Петруха у Катерины, как и следовало ожидать, на другой же день после пожара убрался и вот уже неделю не давал о себе знать. И корки хлеба матери не оставил, Катерина жила на Дарьиных чаях. Последняя мучонка в кладовке сгорела. Ничего вроде в доме не было, а стала разбираться после огня — то сгорело, это сгорело… Больше всего убивалась Катерина по самовару; она, переходя к Дарье, не думала, конечно, о пожаре и оставила самовар до другого дня — после разгребла в золе только оплавленный медный слиток. Петруха гармонь свою безголосую не забыл, вынес, а заслуженный, вспоивший, вскормивший его самовар кинул. Без него и вовсе осиротела Катерина.
Она все еще не теряла надежду, что Петруха остепенится, устроится на работу и возьмет ее к себе.

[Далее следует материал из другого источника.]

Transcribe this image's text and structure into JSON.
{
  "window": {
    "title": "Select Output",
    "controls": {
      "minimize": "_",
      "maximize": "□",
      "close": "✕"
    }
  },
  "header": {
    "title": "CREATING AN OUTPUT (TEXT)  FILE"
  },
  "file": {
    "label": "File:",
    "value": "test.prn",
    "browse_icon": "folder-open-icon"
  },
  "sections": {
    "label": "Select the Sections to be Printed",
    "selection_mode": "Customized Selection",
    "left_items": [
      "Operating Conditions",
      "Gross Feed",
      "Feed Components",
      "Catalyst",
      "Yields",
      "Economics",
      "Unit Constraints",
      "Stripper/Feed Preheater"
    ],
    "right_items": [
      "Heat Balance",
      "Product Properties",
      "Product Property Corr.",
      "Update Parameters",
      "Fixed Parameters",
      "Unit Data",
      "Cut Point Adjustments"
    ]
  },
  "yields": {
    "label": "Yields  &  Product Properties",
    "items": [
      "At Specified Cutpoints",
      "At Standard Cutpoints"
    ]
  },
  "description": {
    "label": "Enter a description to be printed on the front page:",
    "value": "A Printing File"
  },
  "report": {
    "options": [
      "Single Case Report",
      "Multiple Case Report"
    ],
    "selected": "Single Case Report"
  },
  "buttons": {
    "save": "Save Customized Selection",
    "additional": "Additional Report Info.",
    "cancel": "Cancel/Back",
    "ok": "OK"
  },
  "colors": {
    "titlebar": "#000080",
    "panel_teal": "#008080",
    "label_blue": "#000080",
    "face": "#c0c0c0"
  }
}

И о самоваре она вздыхала, представляя, что дом у них будет, а самовара в дому не будет, теперь их не делают, нигде не возьмешь. Стол без самоварного возглавия — это уже и не стол, а так… кормушка, как у птиц и зверей, ни приятности, ни чинности. Из веку почитали в доме трех хозяев — самого, кто главный в семье, русскую печь и самовар. К ним подлаживались, их уважали, без них, как правило, не раскрывали белого дня, с их наказа и почина делались все остальные дела. Теперь одним разом не стало у Катерины ни дома, ни самовара, ни русской печи (она, печь-то, не сгорела, потрескавшаяся и раскрытая, торчала на пепелище, как памятник — да белый свет, что ли, ею обогревать?). Хозяина у Катерины после отца не было никакого.
У Дарьи, у той в голове не укладывалось, как можно было без времени сжечь свою избу, она снова и снова принималась костерить Петруху, требуя ответа: как, как на такое рука поднялась? Катерина, затаившись, отмалчивалась, виновато убирая глаза, будто срамили ее, и, когда Дарья подступала вплотную и надо было что-то отвечать, торопливо отговаривалась:
— Беспутный, дак че…
И не было в этих коротких словах ни злости, ни обиды на сына, оставившего ее без крова и хлеба, — один охранный, всепрощающий смысл: мол, такой он у меня уродился, что с него взять?!
— Вот, вот, — распаляясь, тыкала в нее пальцем Дарья. — Всюю жисть ты так. Всюю жисть поблажки давала, исповадила донельзя. Так тебе тепери и надо. Так и надо, так тебе и надо. Он живую избу спалил, он и тебя живьем в землю зароет. Не в землю, — с досадой спохватилась она, — в воду он тебя, в воду, чтоб не хоронить. А ты же сама будешь просить, чтоб он тебе камень поболе привязал на шею… чтоб не всплыть тебе.
— А он может, — вздыхала Катерина. — Беспутный, дак че…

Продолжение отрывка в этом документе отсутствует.